Many years ago when I was playing around I discovered that the FTP specs actually allows for something called, not sure now, third-party control or something like that. It takes advantage of the fact that FTP has a separate control connection from the data connection. So a third machine could command two machines to coordinate a transfer without any data being transferred to the third machine. There was a command line program on Unix called bftp (background FTP) that could do this. You could do a search of the current FTP client programs, both GUI and CLI to see if this is still supported. But I suspect third-party control is no longer allowed by servers as the protocol may be open to abuse.
If you do not have login access to at least one of the FTP servers involved, a ftp client program on that server, and the firewall rules allow the transfer, then I don’t see how you can avoid a transfer to/from your machine as a step.
If you have login access to both servers, you could consider other protocols, even a simple netcat could create a pipe between the two machines you can pump a tar file through.
Sorry, my original post should have said, I can’t seem to find a way to open 2 remote servers.
I must have used a windows program called SmartFTP, it’s not a simple thing to do?

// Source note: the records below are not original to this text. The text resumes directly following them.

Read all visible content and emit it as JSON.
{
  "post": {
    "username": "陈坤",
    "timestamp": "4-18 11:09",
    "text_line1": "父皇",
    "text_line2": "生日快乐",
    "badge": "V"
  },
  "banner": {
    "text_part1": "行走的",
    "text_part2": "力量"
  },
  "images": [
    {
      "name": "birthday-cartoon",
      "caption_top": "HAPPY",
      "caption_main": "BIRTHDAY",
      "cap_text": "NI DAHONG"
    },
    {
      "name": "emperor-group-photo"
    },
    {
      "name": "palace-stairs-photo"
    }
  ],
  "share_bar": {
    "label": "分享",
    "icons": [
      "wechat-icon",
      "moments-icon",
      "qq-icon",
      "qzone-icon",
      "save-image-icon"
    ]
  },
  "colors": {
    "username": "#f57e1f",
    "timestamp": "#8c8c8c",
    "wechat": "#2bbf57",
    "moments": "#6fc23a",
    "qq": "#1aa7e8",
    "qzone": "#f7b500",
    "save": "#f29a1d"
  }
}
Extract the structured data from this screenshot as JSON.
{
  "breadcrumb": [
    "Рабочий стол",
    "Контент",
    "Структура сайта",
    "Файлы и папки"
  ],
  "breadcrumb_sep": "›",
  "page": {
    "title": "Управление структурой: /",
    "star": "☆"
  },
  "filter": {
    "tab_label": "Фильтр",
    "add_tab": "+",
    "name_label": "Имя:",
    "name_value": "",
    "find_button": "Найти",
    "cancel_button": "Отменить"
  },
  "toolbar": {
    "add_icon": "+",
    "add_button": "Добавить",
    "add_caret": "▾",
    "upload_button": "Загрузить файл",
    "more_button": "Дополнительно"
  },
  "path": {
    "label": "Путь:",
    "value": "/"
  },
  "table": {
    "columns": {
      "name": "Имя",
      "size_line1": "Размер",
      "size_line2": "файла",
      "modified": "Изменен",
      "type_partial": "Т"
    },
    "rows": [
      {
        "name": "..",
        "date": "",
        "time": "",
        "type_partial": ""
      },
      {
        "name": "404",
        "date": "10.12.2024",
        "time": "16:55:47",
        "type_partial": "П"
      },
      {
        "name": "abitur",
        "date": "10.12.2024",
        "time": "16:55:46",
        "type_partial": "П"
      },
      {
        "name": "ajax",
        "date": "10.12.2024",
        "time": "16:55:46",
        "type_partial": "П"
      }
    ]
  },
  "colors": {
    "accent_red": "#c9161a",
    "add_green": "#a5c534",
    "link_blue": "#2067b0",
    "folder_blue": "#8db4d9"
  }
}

I do have ftp logins to both servers, I just want to move the files from one to the other and end service on the first one. The netcat and other methods you mention are probably beyond my current understanding.
No, it’s not good enough to have a ftp login on the servers. If you want to avoid transfers to your machine, you need to be able to run a ftp client on one of the servers. Which means a shell login.
As I have already explained, server to server transfers mediated by a third machine don’t appear to be supported these days so it’s useless to try to open a connection to two servers from your machine, even if you do it by running two different programs. That’s why these programs make the assumption that you only have one server connected at any given time.